Chomsky attacks talking. He attacks the generative nature of language. He hates that Zizek or Foucault, I am sure, or any other number of writers, who tool up complex language to define something that he thinks should be made simple for a 12-year-old to understand. Well, I disagree because that would be to take the joy out of reading Jean-Paul Sartre’s Being and Nothingness or Heidegger’s Being and Time or Foucault’s section on “Madness, The Absence of an Oeuvre,” for example.
The words these great minds use create vast landscapes of ideas and thoughts, they bring us to a greater appreciation of who we are because we are not left on a single plane of understanding or appreciation. When I read Heidegger’s Being and Time, I felt he understood, as I felt, that there are billions of things going on at once, which is easily understood by a 12-year-old because of the capacity of the intellect or sensitivity to life. Heidegger wrote in such a way as to both manifest his point and to alter the reader’s mind. It was being in the mind of the genius as he thought about being and time.
What defeats Chomsky or makes his argument disingenuous is his statement about mathematical linguistics and his lack of credentials and yet he gives talks and the mathematical linguists listen because he might say something that is correct or new. Being credentialed does not a theory make.
Zizek can use the English language anyway he wants, because in the end we simply take our dictionaries and define the terms and address the grammatical constructs, which have meaning. We can test his theories in terms of our experience/experimentation.
I do not agree with your assertion that some of Zizek’s terms are indeterminate. None, as far as I can tell, are thus. They are based in the English language or at least they are translatable.
Nothing I have read of his evades argument. His words are inherently argument, for anything a person says is arguable.
It is theory in the sense that one definition of the word theory is: “A contemplative and rational type of abstract or generalizing thinking, or the results of such thinking.” (Taken from Wikipedia).
As a poet, I disagree that poetry is not theory. It is an emotive synthesis of reality akin to Einstein’s Theory of Relativity. It works on the plane of emotion, while Einstein’s works on the plane of explaining the phenomena known as dilation when measuring quantities that are relative to the velocities of observers, and where space and time should be considered together, but where the speed of light is unvarying for all observers. (Taken from Wikipedia)
Both poetry and Einstein’s theory are trying to communicate what reality is, the poet in emotive terms, Einstein on even more abstract terms and hence Einstein’s obscure postulates that could just as easily be called indeterminate, except that he puts words to the postulation, just as the poet puts words to her postulations. (Please read
POETRY IS NOT A PROJECT by Dorothea Lasky
http://www.uglyducklingpresse.org/archive/online-reading/poetry-is-not-a-project-by-dorothea-lasky/ to know what I mean by the similarities between poets and scientists.)

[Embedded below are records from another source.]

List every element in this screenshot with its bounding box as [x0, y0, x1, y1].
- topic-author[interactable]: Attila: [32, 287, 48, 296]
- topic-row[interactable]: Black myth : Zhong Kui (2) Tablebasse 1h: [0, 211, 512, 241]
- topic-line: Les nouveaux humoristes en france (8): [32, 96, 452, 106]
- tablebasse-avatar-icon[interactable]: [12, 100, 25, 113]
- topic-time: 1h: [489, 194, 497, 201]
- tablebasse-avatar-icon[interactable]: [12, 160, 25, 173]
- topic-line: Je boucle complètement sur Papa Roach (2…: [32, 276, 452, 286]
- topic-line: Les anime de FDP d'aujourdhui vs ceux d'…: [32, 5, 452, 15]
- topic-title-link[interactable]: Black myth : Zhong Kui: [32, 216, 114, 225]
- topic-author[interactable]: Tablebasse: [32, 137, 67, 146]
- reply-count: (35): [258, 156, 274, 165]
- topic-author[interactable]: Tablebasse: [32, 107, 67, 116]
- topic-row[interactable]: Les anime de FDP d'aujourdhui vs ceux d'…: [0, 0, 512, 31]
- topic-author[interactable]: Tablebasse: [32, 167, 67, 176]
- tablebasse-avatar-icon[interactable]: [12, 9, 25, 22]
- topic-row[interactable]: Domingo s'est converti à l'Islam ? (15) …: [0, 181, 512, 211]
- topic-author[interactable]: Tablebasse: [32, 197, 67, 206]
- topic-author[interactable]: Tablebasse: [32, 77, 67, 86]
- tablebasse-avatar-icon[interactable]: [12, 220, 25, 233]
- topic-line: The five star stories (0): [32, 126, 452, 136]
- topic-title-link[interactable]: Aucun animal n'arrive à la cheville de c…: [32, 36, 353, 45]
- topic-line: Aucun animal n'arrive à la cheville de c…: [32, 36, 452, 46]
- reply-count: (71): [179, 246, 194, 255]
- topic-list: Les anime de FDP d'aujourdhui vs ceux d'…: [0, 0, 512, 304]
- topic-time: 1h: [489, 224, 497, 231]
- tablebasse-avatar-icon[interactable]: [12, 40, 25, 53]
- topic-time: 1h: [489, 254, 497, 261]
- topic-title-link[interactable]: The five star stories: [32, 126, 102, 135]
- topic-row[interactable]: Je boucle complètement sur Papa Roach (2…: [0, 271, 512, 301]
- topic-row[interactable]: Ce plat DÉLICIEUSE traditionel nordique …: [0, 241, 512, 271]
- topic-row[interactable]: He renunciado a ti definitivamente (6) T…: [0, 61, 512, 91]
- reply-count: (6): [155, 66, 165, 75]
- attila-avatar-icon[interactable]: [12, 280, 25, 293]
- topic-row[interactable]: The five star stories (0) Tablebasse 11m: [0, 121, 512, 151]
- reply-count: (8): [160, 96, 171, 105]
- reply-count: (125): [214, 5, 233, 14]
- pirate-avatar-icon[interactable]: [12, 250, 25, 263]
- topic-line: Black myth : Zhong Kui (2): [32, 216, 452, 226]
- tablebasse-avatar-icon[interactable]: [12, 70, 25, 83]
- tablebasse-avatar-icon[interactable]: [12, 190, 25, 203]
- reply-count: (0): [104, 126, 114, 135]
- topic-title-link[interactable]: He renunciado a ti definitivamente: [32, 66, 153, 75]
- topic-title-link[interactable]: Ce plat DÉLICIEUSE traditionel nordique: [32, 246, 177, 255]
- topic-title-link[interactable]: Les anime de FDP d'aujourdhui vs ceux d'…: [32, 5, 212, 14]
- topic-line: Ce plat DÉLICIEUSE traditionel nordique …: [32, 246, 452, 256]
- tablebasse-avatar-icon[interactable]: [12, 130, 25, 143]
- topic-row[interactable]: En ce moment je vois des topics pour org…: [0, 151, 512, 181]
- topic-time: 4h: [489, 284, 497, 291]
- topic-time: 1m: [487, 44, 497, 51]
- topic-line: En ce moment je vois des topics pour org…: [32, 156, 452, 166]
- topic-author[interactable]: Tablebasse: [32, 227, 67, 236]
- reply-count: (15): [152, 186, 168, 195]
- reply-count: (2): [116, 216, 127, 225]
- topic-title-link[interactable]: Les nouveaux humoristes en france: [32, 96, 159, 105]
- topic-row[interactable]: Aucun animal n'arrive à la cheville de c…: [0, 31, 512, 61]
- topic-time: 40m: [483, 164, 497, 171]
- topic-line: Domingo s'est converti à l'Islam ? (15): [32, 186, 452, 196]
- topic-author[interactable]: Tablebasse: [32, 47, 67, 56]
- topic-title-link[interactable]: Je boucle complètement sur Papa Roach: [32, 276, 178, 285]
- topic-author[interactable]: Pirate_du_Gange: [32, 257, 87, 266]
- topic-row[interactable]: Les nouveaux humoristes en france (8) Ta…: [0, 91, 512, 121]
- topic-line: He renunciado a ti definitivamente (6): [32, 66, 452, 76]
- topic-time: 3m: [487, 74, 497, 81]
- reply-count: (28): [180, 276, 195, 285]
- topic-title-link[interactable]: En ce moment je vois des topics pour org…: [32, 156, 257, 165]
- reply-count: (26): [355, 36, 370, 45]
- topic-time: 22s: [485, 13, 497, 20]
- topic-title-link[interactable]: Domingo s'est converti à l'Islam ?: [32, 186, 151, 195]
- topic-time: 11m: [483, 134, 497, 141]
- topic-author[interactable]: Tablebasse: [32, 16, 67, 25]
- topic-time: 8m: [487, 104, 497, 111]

When I write the following, for example, I am contemplating a rational type of abstract or generalized thinking. It is a theory about a moment in a cafe, where I am looking through the front window at a woman. I hope to be with her just by her crotch, which is what I want of a particular design, and where I come to this point, time and time again, such that in terms of the measurements of these various quantities they are relative to the speed of my observation, to the similar observations of others, who also come to this point, dilating, where the space and time of the moment should be considered together as the light in knowing this is invariant:
It looks like rain but it isn’t, thunderclouds but they aren’t. Back in Milano, the cafe, that is, where I peer through the shattered glass of the front window, hope walks by… I can’t see faces just the crotches of slim women – what I want in a lover. Time and time again I come to this point. (The poem, “In Truth,” page 14, Uncertainty, by Mario Savioni, (c) 2000 and revised in 2011, go to: http://www.blurb.com/b/2134039-uncertainty)
Both Einstein and poets are using the English language to explain a phenomenon they have experienced or in the poet’s expressive obscurity he too is communicating what is true because obscurity may be his theme. There is no failure in obscurity; sometimes that’s the point. I once reviewed an artist’s work and found her work ugly, but it was in that ugliness that she was making a point about reality that was true. At times ugliness is true and truth is always beautiful, even though it may be asymmetrical (See: http://chronicle.com/article/When-Beauty-Is-Not-Truth/136803/).
I think you guys are not getting the point. Zizek is a great mind and Chomsky is disingenuous or at least forgetful that ideas are the stuff of theory and words are definable and so we are never lost to obscurity. If so, we are not working hard enough.